This is the fourth post in a five part series on Ofsted. You can read the previous post here and the next post here.
We have today published a new academic paper investigating how Ofsted inspection outcomes vary across inspectors with different characteristics. This has been supported by the Nuffield Foundation and uses data we have pulled together on approximately 30,000 school inspections conducted between September 2011 and August 2019.
You can read a full version of our academic working paper along with our responses to some FAQs about the research.
This fourth blog in the series provides an illustrative example of how inspection outcomes differ across two lead inspectors with very different characteristics.
Why are you looking at this?
In our previous blogs we have considered each characteristic of the lead inspector (or inspection team) in isolation.
Yet, in reality, lead inspectors differ in terms of multiple characteristics. For instance, one school may be inspected by an inexperienced female HMI working as part of a team. In contrast, another may be inspected by an experienced, male OI who is working alone.
How, then, does the combination of different characteristics of lead inspectors and the size of their team correlate with inspection outcomes?
Let’s take a look…
What do we find when looking at multiple characteristics jointly?
Table 1 provides the answer for primary schools, where we estimate the distribution of Overall Effectiveness judgements awarded by two different hypothetical inspectors. These estimates control – as far as possible – for background differences in the types of schools they are deployed to inspect. Note that, given the results presented in our previous blogs, we focus on primary schools because this seems to be where the biggest differences are.
As can be seen, a fairly substantial difference emerges.
Inspector A – a female HMI working with one other inspector – has a 49% chance of awarding a primary school an Inadequate or Requires Improvement grade.
This is notably higher than for inspector B – a male OI working alone– where the chance of an Inadequate or Requires Improvement grade being awarded is only 32%
The difference in outcomes between these two hypothetical inspectors is most notable at the Inadequate grade (13% for inspector A versus 3% for inspector B).
We also find a similar difference between these hypothetical inspectors in the outcomes from Ofsted’s short inspections (see blog 5 for further information about these).
The same caveats apply, however, as we discussed in our second blog. Our analysis has only been able to control for a limited set of background factors, and Ofsted might deploy our two hypothetical inspectors to different inspection tasks. For instance, they might be more likely to assign larger teams, led by a female HMI to primary schools where there are safeguarding concerns (which we are unable to control for). This could – at least partially – explain some of the difference we observe in Table 1, including the large difference observed for Inadequate judgements.

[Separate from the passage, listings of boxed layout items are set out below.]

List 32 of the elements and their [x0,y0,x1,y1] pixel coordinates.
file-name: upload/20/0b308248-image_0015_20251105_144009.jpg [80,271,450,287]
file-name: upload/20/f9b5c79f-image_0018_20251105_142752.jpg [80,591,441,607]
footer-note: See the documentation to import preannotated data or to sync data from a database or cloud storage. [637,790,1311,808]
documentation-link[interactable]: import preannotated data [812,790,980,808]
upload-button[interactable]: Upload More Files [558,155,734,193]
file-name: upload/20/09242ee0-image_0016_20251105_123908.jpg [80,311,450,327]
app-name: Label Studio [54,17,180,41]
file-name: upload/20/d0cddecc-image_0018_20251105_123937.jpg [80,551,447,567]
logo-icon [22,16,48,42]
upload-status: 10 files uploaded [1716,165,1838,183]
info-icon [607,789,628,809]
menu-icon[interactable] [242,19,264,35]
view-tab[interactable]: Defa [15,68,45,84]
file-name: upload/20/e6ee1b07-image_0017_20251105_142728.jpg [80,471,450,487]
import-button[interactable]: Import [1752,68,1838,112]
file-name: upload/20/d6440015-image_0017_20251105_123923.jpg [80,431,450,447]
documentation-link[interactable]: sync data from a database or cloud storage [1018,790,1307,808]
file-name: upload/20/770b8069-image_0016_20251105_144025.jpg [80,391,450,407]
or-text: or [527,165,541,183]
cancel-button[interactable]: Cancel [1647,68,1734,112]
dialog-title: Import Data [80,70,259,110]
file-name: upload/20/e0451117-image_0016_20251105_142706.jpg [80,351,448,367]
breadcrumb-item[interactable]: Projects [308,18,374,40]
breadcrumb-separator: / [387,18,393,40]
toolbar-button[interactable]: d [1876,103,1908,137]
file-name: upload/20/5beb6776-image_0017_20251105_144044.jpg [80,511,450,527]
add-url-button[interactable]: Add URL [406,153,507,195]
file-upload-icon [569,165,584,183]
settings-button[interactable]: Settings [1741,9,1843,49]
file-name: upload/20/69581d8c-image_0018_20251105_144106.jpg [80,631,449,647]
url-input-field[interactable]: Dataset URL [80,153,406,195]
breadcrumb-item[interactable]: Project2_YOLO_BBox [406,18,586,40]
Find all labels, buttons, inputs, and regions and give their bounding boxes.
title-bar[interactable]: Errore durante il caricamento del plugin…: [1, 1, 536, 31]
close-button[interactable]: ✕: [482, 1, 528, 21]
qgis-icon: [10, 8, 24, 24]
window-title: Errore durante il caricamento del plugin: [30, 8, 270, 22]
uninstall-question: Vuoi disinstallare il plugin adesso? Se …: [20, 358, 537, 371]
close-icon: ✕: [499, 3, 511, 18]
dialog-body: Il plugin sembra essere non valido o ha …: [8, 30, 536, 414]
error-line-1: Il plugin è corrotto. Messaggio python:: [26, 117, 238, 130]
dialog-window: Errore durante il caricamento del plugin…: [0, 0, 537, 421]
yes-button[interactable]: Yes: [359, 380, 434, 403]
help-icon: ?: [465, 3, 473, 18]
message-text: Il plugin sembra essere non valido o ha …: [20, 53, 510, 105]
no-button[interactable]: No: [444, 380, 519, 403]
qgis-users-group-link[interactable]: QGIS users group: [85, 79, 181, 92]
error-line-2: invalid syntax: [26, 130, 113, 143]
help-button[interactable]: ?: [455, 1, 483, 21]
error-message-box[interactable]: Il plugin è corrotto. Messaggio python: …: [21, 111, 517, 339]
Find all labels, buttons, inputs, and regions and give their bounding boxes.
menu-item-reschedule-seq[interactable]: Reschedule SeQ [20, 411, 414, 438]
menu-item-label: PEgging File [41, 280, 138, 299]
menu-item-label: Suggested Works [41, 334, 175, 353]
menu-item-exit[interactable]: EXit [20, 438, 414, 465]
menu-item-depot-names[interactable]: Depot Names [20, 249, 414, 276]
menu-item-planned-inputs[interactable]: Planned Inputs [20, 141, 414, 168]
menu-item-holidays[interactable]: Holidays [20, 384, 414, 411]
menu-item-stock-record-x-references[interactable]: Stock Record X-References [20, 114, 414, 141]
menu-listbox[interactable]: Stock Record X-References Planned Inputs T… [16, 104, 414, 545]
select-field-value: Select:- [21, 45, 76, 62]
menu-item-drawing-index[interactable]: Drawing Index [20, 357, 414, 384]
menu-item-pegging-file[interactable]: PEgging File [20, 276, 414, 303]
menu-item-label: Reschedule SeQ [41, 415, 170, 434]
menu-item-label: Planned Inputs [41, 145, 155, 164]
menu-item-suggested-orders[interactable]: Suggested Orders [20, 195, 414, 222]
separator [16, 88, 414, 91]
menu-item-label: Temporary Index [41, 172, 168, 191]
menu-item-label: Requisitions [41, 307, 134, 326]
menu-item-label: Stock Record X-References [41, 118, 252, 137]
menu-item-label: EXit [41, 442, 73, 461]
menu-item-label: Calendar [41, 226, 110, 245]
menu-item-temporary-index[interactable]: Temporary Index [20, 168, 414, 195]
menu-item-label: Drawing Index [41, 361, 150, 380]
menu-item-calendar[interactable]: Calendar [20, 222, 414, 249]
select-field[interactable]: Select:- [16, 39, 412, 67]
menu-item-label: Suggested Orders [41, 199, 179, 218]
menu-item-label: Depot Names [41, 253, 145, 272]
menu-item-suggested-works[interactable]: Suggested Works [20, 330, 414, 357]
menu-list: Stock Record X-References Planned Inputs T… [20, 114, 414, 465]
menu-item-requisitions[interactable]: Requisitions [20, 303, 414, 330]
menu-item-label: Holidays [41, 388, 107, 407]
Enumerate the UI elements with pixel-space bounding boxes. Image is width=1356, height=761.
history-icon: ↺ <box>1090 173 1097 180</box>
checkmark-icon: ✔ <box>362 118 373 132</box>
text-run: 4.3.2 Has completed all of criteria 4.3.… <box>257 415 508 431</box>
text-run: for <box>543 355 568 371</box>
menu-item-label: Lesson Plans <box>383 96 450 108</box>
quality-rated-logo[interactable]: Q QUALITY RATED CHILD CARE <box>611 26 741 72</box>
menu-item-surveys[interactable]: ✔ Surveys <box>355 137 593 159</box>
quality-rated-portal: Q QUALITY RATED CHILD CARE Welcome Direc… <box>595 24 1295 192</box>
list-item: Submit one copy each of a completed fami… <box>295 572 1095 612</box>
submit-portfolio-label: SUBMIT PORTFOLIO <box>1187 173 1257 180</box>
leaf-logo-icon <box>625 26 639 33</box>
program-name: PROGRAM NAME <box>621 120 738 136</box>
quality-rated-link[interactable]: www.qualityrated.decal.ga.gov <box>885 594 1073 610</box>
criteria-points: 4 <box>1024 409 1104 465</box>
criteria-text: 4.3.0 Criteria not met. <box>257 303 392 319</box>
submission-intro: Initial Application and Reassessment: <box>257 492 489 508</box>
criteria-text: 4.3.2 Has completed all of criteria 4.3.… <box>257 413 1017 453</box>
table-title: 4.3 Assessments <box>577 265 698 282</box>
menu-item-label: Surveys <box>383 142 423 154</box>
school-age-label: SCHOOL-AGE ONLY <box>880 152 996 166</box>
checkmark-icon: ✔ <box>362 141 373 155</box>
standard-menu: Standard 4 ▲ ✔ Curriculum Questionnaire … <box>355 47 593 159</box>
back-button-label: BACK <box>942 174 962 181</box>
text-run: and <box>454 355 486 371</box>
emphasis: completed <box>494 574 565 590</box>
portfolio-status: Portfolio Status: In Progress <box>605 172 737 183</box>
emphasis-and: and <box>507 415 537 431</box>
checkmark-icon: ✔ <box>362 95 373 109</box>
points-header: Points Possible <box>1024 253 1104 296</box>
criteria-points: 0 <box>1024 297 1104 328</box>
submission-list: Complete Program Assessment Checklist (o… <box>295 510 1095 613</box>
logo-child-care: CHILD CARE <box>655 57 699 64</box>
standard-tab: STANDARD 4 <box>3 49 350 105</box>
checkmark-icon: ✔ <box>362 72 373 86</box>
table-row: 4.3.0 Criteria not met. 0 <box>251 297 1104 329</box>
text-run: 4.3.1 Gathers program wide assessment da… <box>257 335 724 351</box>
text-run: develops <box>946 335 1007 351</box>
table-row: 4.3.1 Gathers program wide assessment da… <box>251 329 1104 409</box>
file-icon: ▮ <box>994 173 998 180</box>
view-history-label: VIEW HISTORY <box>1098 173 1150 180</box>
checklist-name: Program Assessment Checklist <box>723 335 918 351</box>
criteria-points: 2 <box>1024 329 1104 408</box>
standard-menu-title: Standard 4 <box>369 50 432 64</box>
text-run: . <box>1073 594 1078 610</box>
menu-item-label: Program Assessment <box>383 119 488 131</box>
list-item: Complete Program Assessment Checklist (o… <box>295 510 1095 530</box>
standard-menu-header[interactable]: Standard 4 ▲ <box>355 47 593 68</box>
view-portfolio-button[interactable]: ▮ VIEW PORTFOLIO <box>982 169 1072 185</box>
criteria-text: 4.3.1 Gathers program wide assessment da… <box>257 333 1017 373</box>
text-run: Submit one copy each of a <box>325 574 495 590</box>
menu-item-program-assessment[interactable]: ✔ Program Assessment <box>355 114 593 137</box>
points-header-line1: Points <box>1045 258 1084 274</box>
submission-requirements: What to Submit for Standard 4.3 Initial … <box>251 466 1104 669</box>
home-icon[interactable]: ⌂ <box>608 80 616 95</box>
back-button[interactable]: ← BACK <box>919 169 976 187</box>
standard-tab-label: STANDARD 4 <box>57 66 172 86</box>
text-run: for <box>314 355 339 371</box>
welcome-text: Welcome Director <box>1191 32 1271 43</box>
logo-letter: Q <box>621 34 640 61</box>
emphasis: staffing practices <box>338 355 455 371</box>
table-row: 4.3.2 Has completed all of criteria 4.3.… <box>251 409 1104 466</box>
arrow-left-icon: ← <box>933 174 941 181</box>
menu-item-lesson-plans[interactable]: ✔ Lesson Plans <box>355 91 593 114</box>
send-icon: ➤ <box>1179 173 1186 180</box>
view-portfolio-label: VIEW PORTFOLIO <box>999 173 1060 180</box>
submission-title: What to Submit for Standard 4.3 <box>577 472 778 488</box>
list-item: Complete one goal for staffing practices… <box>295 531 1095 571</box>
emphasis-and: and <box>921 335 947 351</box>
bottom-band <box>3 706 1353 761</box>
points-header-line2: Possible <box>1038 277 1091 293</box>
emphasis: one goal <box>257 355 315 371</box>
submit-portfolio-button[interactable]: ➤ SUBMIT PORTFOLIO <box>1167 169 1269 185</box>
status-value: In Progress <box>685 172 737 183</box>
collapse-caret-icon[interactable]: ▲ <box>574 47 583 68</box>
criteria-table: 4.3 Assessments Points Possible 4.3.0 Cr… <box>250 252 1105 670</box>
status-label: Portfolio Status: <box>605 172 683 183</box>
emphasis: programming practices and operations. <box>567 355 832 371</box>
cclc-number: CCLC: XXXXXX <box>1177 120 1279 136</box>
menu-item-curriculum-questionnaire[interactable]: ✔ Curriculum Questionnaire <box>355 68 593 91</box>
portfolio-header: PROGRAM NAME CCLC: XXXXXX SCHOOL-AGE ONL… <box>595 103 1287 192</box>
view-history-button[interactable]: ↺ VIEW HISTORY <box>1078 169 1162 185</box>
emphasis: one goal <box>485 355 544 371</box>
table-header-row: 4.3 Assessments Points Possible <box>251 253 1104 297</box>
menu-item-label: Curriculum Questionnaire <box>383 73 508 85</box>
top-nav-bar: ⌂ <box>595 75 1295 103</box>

It should be noted that the results presented in Table 1 represent quite an extreme example. We are comparing two hypothetical inspectors at either end of the distribution (the most “lenient” and the “harshest”). Table 2 therefore also presents an alternative view of the results, illustrating the probability of a primary school receiving an Inadequate or Requires Improvement judgements across eight different hypothetical inspectors.
And, as our previous blogs have shown, some characteristics of lead inspectors and their teams are more strongly associated with inspection outcomes than others. For the two hypothetical inspectors considered in Table 1, the HMI versus OI distinction will be responsible for a fair chunk of the difference observed.
Yet, in reality, schools will indeed receive inspections led by very different inspectors. Not only in terms of the characteristics we can observe in Tables 1 and 2, but also many other potentially important unobservable characteristics as well (e.g. personality types, experiences of leading challenging schools).
We hence hope that the results presented in Table 1 are at least a useful thought experiment for readers, in terms of how much inspection outcomes may differ in the extreme across rather different lead inspectors.